2. Verantwortung für Barabhebungen
Da Sie Kontovollmacht hatten, könnten Sie als Erbe grundsätzlich verpflichtet sein, die Verwendung der Mittel zu belegen. Allerdings gibt es Einschränkungen:
- Verpflichtung zur Rechnungslegung:
Eine bloße Vollmacht verpflichtet Sie nicht zur detaillierten Rechenschaftslegung, sofern Sie nicht als Bevollmächtigter im Rahmen eines Auftragsverhältnisses (§ 666 BGB) tätig waren.
- Geschäftsunfähigkeit: Wenn Ihre Mutter geschäftsfähig war, lag die Verantwortung für die Verwendung des Geldes weiterhin bei ihr.
- Nachvollziehbarkeit der Abhebungen:
Wenn ein Teil der Barabhebungen nachweislich Schenkungen waren, sollten Sie diese Beträge konkret benennen.

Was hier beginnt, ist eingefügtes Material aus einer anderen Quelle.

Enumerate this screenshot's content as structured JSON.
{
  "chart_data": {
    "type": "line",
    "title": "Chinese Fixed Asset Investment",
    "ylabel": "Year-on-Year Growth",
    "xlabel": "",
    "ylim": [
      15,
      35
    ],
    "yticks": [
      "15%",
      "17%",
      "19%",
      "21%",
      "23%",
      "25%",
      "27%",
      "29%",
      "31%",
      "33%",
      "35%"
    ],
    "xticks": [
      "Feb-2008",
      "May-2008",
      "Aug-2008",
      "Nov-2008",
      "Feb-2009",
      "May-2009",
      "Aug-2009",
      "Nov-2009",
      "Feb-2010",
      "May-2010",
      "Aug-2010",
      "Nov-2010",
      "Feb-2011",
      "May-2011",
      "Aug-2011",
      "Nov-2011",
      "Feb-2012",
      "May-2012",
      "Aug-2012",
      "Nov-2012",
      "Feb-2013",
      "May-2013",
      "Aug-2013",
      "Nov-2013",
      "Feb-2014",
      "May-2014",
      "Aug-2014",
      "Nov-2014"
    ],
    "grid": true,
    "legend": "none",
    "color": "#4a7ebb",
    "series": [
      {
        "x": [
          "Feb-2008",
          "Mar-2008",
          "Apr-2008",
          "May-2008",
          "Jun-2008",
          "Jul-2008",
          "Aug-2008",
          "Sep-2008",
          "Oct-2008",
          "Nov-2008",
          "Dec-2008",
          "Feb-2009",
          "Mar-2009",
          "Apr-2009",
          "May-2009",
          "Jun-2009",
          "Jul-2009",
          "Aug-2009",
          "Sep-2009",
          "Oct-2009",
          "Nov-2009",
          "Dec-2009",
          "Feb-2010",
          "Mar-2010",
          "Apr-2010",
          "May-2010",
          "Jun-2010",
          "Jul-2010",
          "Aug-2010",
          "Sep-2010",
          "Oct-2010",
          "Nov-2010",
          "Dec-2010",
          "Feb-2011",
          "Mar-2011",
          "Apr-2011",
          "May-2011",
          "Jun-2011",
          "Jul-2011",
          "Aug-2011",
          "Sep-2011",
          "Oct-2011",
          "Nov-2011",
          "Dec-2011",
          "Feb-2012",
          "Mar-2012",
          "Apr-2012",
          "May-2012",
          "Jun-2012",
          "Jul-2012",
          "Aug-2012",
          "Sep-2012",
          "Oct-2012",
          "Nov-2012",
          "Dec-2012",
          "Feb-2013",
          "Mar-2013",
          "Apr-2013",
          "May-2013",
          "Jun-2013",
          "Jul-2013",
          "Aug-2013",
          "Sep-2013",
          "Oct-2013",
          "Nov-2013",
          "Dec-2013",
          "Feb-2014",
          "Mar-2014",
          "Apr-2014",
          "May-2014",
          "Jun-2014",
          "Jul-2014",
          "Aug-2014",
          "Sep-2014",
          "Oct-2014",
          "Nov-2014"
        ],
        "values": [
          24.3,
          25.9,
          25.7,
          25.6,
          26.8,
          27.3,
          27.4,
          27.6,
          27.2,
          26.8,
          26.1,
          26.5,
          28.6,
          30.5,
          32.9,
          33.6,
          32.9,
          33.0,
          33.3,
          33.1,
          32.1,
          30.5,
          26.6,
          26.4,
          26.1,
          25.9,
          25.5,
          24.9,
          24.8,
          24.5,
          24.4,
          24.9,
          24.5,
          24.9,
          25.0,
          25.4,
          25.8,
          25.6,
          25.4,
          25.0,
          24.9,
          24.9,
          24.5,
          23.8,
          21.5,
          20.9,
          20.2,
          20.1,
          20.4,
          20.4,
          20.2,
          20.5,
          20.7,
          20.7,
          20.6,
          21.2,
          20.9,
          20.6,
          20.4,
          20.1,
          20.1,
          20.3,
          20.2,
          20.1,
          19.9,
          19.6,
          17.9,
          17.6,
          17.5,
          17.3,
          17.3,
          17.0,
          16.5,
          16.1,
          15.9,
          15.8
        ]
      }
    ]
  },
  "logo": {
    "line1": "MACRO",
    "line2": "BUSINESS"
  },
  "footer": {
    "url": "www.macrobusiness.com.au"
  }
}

- Nicht nachvollziehbarer Teil: Sie müssen nur insoweit Auskunft geben, wie Sie nachvollziehbare Informationen haben. Wenn Ihre Mutter das Geld selbst verwaltet oder genutzt hat, liegt die Beweislast für ein Fehlverhalten bei Ihrer Schwester.
Ihre Schwester müsste konkret darlegen, dass Barabhebungen missbräuchlich verwendet wurden, um daraus Ansprüche abzuleiten.
Sie sind nicht verpflichtet, Vermutungen oder unbelegte Vorwürfe Ihrer Schwester zu widerlegen (jur. wären das sog. Ausforschungsbeweisanträge.
Erstellen Sie eine Aufstellung der Ihnen bekannten Abhebungen mit verfügbaren Belegen. Teilen Sie Ihrer Schwester mit, dass Sie für Abhebungen, die Ihre Mutter selbst vorgenommen hat, keine Verantwortung übernehmen.
Wenn Ihre Schwester weiterhin auf vollständige Auskunft besteht, könnte eine gerichtliche Klärung erforderlich sein.
Ich hoffe, Ihre Frage verständlich beantwortet zu haben und bedanke mich für das entgegengebrachte Vertrauen. Bei Unklarheiten können Sie die kostenlose Nachfragefunktion benutzen.